Emil Kaminski versteht das alles nicht. Der Kanadier rühmt sich, einer der ersten gewesen zu sein, die vor ein, zwei Jahren mit solchen Nacktfotos an Touristenattraktionen anfingen. „Wir hatten einfach keinen Bock mehr auf die langweiligen Urlaubsfotos“, sagt er der Deutschen Presse-Agentur. „Wir wollten ein bisschen mehr Spaß haben.“ Den Foto- und Videograf, Ende 20, reist viel und schreibt einen Reiseblog.
Striptease ausdrücklich verboten
Eine Kanadierin, 22 Jahre alt, die Oben-ohne-Fotos aus Angkor Wat hochlud und dabei nicht erwischt wurde, findet den Spaß auch harmlos. „Es war halt heiß, wir hatten solche Fotos von anderen Orten in sozialen Medien gesehen, da haben wir gedacht, warum nicht?“, sagt sie. „Er war einfach total komisch.“
„Kambodschaner würden sich nie in der Öffentlichkeit ausziehen, erst recht nicht in einem Tempel“, sagt aber Kosal Long, Sprecher der für Angkor Wat zuständigen Kulturbehörde Apsara. „Sie sind entsetzt.“ Er hofft, dass Touristen, die Kambodscha besuchen, sich informieren und mehr Respekt zeigen. Am Kinabalu in Malaysia müssen Touristen künftig unterschreiben, dass sie die lokalen Traditionen respektieren.
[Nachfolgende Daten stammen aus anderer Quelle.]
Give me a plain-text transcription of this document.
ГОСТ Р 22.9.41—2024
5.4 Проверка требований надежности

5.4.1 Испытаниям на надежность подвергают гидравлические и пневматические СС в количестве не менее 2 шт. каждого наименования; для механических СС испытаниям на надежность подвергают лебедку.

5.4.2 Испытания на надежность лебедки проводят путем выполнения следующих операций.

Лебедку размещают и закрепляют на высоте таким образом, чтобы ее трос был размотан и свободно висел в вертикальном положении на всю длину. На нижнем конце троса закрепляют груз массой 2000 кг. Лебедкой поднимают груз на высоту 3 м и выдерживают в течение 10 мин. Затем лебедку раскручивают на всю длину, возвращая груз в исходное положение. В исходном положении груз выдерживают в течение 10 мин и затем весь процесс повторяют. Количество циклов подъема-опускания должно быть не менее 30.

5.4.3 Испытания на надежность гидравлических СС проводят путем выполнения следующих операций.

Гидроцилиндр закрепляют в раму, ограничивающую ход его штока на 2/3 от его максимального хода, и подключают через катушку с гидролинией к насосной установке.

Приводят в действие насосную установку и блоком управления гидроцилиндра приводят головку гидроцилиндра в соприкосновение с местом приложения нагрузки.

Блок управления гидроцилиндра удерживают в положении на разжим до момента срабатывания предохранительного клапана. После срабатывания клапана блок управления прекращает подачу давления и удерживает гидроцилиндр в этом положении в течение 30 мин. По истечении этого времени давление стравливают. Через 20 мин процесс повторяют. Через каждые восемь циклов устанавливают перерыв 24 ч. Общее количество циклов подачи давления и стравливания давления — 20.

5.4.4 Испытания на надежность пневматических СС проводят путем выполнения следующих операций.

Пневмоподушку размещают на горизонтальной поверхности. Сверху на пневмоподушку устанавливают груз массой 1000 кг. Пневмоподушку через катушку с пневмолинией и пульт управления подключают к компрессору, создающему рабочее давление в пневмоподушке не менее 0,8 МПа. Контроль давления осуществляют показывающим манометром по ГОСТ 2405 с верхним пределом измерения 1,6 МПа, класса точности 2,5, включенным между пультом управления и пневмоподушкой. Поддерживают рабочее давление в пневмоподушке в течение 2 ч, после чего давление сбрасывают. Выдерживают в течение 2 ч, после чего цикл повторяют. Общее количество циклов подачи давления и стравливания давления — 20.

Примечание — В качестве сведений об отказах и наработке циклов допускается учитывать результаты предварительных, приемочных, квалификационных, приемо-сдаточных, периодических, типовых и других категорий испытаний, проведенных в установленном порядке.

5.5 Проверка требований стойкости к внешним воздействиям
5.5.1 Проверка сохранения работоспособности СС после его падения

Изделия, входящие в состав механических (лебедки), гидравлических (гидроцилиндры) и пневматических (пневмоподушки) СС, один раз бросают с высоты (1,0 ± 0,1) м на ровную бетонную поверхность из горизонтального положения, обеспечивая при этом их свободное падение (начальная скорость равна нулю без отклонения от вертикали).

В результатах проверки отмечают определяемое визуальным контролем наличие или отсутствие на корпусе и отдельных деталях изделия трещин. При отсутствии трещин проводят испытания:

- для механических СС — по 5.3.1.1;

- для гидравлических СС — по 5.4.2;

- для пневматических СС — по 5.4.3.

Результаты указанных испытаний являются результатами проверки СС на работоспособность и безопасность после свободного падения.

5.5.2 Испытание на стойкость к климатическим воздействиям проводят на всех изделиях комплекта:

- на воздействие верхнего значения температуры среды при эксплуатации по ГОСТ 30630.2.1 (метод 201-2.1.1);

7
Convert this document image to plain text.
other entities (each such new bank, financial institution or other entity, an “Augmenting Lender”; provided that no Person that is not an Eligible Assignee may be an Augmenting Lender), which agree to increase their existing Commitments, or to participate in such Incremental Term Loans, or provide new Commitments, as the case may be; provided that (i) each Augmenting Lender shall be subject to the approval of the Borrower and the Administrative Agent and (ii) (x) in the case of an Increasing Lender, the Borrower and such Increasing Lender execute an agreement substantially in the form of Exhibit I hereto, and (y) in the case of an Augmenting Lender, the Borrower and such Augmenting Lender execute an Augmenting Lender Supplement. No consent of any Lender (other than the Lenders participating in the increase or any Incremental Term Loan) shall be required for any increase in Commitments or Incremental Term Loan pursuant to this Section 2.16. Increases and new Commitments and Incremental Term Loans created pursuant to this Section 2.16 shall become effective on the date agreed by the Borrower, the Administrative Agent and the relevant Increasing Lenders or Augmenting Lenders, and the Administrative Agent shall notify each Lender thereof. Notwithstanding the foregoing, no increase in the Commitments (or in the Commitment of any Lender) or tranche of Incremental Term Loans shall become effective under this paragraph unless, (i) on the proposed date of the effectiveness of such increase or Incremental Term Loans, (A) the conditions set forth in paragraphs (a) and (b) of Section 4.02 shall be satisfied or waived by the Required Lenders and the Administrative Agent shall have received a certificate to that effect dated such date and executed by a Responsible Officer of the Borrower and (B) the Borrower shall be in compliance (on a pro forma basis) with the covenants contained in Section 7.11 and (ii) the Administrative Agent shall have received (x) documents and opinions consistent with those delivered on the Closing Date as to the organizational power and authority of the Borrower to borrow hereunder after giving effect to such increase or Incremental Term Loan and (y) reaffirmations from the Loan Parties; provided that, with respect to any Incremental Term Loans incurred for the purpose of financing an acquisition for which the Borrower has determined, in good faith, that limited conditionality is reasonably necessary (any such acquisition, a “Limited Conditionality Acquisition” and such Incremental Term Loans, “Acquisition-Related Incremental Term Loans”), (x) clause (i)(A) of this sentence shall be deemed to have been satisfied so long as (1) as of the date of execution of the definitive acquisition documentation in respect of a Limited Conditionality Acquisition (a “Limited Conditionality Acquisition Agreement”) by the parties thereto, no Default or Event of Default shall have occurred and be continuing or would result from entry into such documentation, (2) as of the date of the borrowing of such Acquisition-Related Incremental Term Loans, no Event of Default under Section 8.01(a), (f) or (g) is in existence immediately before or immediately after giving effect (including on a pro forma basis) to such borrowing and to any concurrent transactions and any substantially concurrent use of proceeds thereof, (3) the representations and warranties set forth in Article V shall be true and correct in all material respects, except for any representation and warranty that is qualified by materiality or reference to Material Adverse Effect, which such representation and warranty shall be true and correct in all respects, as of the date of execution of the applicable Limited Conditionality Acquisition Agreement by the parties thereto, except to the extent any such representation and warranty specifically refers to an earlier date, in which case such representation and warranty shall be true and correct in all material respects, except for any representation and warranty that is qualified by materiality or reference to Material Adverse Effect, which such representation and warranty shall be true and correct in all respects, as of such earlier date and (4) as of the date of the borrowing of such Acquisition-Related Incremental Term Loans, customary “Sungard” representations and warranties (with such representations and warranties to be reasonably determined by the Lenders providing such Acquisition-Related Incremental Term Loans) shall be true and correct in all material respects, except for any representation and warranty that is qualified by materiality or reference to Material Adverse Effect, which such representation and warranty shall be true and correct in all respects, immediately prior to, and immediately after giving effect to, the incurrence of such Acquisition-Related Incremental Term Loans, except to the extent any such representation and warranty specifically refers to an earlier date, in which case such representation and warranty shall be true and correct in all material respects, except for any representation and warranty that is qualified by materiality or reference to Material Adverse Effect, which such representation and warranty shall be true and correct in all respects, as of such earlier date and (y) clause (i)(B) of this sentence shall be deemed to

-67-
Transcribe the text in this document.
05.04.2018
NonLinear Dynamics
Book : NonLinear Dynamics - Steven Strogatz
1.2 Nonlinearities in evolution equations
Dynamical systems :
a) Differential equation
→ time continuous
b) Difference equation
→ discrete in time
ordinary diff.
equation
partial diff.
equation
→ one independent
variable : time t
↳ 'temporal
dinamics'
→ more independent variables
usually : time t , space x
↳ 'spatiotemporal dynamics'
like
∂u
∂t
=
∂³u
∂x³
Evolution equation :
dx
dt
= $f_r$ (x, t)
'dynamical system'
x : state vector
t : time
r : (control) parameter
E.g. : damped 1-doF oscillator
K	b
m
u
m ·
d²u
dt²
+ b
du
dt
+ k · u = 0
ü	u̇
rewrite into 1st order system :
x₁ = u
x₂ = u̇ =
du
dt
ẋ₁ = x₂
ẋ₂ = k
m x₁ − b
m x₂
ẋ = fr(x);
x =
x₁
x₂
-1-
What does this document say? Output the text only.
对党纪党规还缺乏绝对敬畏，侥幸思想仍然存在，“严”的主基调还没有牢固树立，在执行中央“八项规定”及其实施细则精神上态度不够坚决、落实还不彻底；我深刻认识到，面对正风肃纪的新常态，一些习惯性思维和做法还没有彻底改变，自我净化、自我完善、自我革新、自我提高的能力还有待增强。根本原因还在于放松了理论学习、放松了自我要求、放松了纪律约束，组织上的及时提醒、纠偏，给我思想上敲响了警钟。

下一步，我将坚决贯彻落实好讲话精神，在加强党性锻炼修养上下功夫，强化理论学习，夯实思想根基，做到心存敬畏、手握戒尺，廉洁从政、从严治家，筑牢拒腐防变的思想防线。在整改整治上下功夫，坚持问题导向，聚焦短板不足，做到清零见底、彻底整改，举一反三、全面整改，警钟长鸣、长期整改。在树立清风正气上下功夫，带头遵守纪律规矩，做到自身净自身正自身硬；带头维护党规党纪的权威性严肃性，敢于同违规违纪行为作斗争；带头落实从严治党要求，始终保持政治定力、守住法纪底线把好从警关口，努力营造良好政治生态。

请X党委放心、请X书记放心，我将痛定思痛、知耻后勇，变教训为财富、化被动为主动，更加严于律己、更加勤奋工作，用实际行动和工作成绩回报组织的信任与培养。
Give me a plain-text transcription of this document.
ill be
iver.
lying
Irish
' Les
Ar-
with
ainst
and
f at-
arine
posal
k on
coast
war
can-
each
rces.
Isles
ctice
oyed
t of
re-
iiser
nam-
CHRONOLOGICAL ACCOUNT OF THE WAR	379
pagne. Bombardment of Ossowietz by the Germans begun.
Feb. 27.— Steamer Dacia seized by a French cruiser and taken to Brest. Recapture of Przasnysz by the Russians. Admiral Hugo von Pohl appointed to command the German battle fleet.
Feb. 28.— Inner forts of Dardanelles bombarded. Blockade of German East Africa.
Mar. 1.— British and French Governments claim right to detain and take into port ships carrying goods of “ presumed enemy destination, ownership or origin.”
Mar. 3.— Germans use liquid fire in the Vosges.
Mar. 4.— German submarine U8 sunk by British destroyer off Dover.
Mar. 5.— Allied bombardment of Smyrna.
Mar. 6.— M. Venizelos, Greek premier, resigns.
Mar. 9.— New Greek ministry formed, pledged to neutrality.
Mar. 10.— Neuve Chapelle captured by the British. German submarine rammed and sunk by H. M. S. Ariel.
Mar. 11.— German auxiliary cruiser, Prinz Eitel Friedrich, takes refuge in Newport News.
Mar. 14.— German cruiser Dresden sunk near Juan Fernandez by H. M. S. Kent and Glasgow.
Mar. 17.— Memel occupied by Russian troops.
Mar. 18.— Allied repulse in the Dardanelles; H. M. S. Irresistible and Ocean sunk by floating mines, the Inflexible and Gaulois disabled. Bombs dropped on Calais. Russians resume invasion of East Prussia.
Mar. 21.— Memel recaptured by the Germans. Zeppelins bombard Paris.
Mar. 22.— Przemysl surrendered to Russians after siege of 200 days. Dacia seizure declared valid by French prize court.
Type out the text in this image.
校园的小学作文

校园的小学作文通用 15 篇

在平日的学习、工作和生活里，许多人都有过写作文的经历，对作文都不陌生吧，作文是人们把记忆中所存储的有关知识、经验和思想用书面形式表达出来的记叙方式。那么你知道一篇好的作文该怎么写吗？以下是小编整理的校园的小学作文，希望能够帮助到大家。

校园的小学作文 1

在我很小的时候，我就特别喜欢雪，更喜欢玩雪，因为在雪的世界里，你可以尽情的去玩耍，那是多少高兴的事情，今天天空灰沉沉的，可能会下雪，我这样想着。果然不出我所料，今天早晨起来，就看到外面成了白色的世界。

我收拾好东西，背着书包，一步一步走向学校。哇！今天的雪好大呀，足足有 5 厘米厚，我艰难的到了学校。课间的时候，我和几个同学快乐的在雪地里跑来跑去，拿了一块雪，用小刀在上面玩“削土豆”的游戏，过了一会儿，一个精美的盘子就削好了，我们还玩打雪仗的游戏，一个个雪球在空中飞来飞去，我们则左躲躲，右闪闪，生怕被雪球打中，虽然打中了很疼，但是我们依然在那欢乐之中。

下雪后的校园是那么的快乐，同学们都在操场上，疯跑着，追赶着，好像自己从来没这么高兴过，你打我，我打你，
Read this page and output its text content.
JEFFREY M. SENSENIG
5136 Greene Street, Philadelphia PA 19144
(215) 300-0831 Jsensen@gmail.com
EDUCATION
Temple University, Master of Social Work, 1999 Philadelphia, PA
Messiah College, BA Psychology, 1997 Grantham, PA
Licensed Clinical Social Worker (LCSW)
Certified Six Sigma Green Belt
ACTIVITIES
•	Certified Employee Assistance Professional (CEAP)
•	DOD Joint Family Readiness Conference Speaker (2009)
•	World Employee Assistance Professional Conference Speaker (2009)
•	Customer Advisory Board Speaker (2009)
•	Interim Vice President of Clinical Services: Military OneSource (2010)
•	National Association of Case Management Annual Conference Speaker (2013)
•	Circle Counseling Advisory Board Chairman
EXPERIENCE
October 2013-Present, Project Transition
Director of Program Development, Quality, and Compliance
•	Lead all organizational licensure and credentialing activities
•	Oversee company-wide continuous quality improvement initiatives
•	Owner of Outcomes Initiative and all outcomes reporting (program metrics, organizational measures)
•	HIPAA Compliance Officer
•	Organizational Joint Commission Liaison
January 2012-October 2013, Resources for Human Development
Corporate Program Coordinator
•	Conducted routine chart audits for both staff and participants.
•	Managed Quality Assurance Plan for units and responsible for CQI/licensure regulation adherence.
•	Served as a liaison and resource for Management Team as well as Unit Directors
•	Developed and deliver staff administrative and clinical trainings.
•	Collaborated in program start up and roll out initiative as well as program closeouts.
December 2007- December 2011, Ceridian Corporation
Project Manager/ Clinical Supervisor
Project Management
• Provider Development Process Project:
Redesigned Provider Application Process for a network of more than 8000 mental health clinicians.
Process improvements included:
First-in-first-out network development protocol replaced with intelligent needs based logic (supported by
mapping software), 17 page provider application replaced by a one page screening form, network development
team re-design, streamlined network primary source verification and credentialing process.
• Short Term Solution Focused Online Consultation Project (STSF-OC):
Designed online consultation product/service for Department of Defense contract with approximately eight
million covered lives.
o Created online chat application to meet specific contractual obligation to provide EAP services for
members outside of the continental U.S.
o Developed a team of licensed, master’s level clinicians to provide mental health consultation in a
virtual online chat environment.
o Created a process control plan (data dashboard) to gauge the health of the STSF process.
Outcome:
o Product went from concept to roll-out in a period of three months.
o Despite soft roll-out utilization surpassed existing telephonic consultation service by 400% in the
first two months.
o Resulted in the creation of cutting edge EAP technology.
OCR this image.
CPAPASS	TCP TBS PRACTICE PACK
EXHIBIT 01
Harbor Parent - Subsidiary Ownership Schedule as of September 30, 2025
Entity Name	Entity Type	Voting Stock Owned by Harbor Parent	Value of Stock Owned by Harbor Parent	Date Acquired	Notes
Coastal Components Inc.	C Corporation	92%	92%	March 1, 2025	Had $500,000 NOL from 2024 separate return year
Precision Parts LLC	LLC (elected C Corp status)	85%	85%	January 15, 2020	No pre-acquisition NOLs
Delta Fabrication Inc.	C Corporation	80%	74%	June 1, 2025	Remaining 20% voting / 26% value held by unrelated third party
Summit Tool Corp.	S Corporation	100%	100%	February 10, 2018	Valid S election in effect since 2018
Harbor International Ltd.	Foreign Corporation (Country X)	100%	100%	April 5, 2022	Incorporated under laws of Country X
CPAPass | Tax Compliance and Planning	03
Striptease ist in den Bestimmungen ausdrücklich verboten.
Der britische Roman- und Reisebuchautor Lawrence Osborne lebt seit Jahren in Bangkok und hat schon viel über die asiatische Kultur geschrieben. „Sittsamkeit und Zurückhaltung, das sind Tugenden, die in Asien noch sehr hochgehalten werden“, sagt er. „Sich an heiligen Stätten oder Touristenattraktionen auszuziehen, ist nicht nur ein Tabu-Bruch. Viel schlimmer ist es, dass die für die Ordnung dort zuständigen Beamten in den Augen der Mitbürger ihr Gesicht verlieren, weil sie es nicht verhindert haben.“
Archaische soziale Normen?
Osborne nennt das Verhalten der Nackt-Posierer arrogant. Kaminski hingegen lässt Nacktsein als Tabu nicht gelten. „Vor 100 Jahren haben die Leute sich aufgeregt über nackte Knöchel, dann nackte Knie, nackte Bäuche und jetzt nackte Busen. Die Leute müssen ihre archaischen sozialen Normen mal auf einen neuen Stand bringen. Wir verstehen unsere Fotos inzwischen auch als ein Zeichen gegen Taliban-ähnliches Verhalten.“
Was würde Kaminskis Mutter zu den Aktivitäten ihres Sohnes sagen? „Ich bin sicher, meine Eltern hätten es am liebsten, wenn ich meine Knöchel bedecken würde, aber Gott sei Dank werde ich nicht mehr von Mama angezogen.“ (dpa)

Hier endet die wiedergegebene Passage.